(71f) On-Board Timing, Memory, and Sensing in Autonomous Cell-Sized Robots Enabled By a Simple Memristor-Based Circuit | AIChE

(71f) On-Board Timing, Memory, and Sensing in Autonomous Cell-Sized Robots Enabled By a Simple Memristor-Based Circuit

Authors 

Yang, J. F. - Presenter, Massachusetts Institute of Technology
Liu, A., Massachusetts Institute of Technology
Zhang, G., Massachusetts Institute of Technology
Brooks, A., Massachusetts Institute of Technology
Koman, V., MIT
Yang, S., Massachusetts Institute of Technology
Liu, P., Massachusetts Institute of Technology
Strano, M. S., Massachusetts Institute of Technology
Tetherless microscale robotic sensors which navigate enclosed spaces and remote locations are becoming a reality. While outstanding research has been done on robotic sensors actuated and supervised externally, progress is slow towards autonomous, intelligent cell-sized agents able to explore an unknown environment all by themselves: The seemingly straightforward path of miniaturizing macroscopic electronics poses an extremely high barrier-to-entry owing to the expertise required to design integrated circuit chips and their hundred-thousand-dollar cost of fabrication.
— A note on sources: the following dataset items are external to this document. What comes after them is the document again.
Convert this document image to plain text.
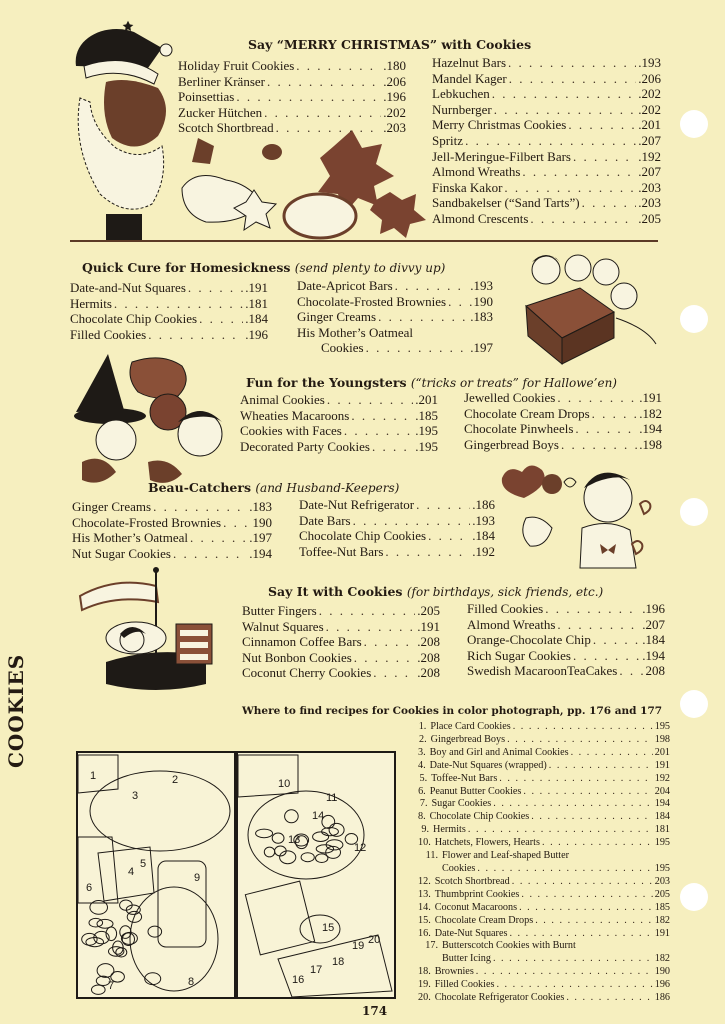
COOKIES
Say “MERRY CHRISTMAS” with Cookies
Holiday Fruit Cookies . . .	.180
Berliner Kränser . . .	.206
Poinsettias . . .	.196
Zucker Hütchen . . .	.202
Scotch Shortbread . . .	.203
Hazelnut Bars . . .	.193
Mandel Kager . . .	.206
Lebkuchen . . .	.202
Nurnberger . . .	.202
Merry Christmas Cookies . . .	.201
Spritz . . .	.207
Jell-Meringue-Filbert Bars . . .	.192
Almond Wreaths . . .	.207
Finska Kakor . . .	.203
Sandbakelser (“Sand Tarts”) . . .	.203
Almond Crescents . . .	.205
Quick Cure for Homesickness (send plenty to divvy up)
Date-and-Nut Squares . . .	.191
Hermits . . .	.181
Chocolate Chip Cookies . . .	.184
Filled Cookies . . .	.196
Date-Apricot Bars . . .	.193
Chocolate-Frosted Brownies . . . 190
Ginger Creams . . .	.183
His Mother’s Oatmeal
Cookies . . .	.197
Fun for the Youngsters (“tricks or treats” for Hallowe’en)
Animal Cookies . . .	.201
Wheaties Macaroons . . .	.185
Cookies with Faces . . .	.195
Decorated Party Cookies . . .	.195
Jewelled Cookies . . .	.191
Chocolate Cream Drops . . .	.182
Chocolate Pinwheels . . .	.194
Gingerbread Boys . . .	.198
Beau-Catchers (and Husband-Keepers)
Ginger Creams . . .	.183
Chocolate-Frosted Brownies . . . 190
His Mother’s Oatmeal . . .	.197
Nut Sugar Cookies . . .	.194
Date-Nut Refrigerator . . .	.186
Date Bars . . .	.193
Chocolate Chip Cookies . . .	.184
Toffee-Nut Bars . . .	.192
Say It with Cookies (for birthdays, sick friends, etc.)
Butter Fingers . . .	.205
Walnut Squares . . .	.191
Cinnamon Coffee Bars . . .	.208
Nut Bonbon Cookies . . .	.208
Coconut Cherry Cookies . . .	.208
Filled Cookies . . .	.196
Almond Wreaths . . .	.207
Orange-Chocolate Chip . . .	.184
Rich Sugar Cookies . . .	.194
Swedish MacaroonTeaCakes . . . 208
Where to find recipes for Cookies in color photograph, pp. 176 and 177
1	2
3
4
5
6
7	8
9
10
11
12
13
14
15
16
17
18
19 20
1. Place Card Cookies . . .	195
2. Gingerbread Boys . . .	198
3. Boy and Girl and Animal Cookies . . .	201
4. Date-Nut Squares (wrapped) . . .	191
5. Toffee-Nut Bars . . .	192
6. Peanut Butter Cookies . . .	204
7. Sugar Cookies . . .	194
8. Chocolate Chip Cookies . . .	184
9. Hermits . . .	181
10. Hatchets, Flowers, Hearts . . .	195
11. Flower and Leaf-shaped Butter
Cookies . . .	195
12. Scotch Shortbread . . .	203
13. Thumbprint Cookies . . .	205
14. Coconut Macaroons . . .	185
15. Chocolate Cream Drops . . .	182
16. Date-Nut Squares . . .	191
17. Butterscotch Cookies with Burnt
Butter Icing . . .	182
18. Brownies . . .	190
19. Filled Cookies . . .	196
20. Chocolate Refrigerator Cookies . . .	186
174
We demonstrate in this theoretical study that timing, memory, and sensing functionalities can be integrated within a sub-100μm robot with a lean, compact electrical circuit that only comprises simple resistive elements: just an array of memristors in parallel and (chemi)resistors in series. This dramatic reduction in complexity from a foundry-fabricated microchip additionally permits into the playing field a wide range of inexpensive technologies (printing, stamping, and colloidal assembly) as well as materials (polymers and nanomaterials).

Through simulations, we put our microrobotic sensor to the test for four progressively challenging autonomous tasks: (i) keeping track of the elapsed time since departure; (ii) detecting and timestamping a rare event; (iii) collecting and cataloging a series of time-indexed data; and (iv) accessing the stored data for scheduled and stimuli-responsive robotic actions. Through these tasks we establish the suitability of our design for real-world applications: leak detection inside of a remote pipeline, mapping the spatiotemporal analyte profile within an enclosed reactor or in the wild, and autonomous, analyte-responsive delivery of cargos such as insulin analogs. We expect the memristor-based design to become a universal platform for many upcoming autonomous microrobotic sensors in engineering, environmental monitoring, and healthcare as ubiquitous sensor nodes have become an increasingly important focus in the Internet-of-Things era.